First, practice. Practice what God says. Obey the commandments. Fear God. Do what he says. We all have things we know we ought to do but don’t. We all have something nagging at our conscience. I really ought to apologize to him. I really ought to tell her the truth. I really ought to thank her for all she’s done. I really ought to forgive him. Whatever God is telling you to do, do it. And when we obey, we will find ourselves nearer to God. 

Second, pray. Prayer is a way we enter into and enjoy God’s presence. Spending time speaking to God and listening to God, asking God and praising God, reminds us of that key message “I am with you, says the Lord.” Set aside time in your life for prayer. Maybe right when you get up or before you go to bed. Pray before meals. Pray with friends and pray alone. Pray whenever you can remember to pray. Enter into God’s presence, know that he is with you. 

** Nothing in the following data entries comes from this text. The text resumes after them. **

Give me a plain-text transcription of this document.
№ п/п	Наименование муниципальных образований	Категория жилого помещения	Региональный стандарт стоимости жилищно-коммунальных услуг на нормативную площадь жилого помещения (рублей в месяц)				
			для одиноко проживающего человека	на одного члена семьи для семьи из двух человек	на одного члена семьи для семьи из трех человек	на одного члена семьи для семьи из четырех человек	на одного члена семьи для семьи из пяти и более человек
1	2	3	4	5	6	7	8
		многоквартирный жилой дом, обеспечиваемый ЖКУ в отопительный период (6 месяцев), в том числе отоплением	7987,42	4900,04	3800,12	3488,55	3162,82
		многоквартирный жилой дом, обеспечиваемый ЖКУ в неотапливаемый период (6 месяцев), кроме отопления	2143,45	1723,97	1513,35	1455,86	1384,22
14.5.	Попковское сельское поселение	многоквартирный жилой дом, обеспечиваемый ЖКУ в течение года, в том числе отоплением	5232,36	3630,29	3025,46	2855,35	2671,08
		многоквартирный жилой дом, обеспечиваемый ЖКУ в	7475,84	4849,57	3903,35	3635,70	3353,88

Third, provide. Provide for the needs of others. When we experience God’s presence the Spirit stirs us up to do good works. The Spirit stirs us up to serve others. How is the Spirit influencing you to help others? Who is the Spirit putting on your heart, that you should call them or make them a meal or babysit for? There are people praying every night to God for help and God may have chosen you to be the answer to their prayer. Be stirred by the Spirit to do good works and provide for others. 


And remember that whatever we do as Christians, Jesus does through us. Paul wrote in his letter to the Galatians: it is no longer I who live, but it is Christ who lives in me. Christ is alive within us. And when we are called to practice and pray and provide, the Spirit of Christ living within us will answer that call. The Spirit of God has empowered us to do good and to experience the joy of his presence forever. Let’s pray.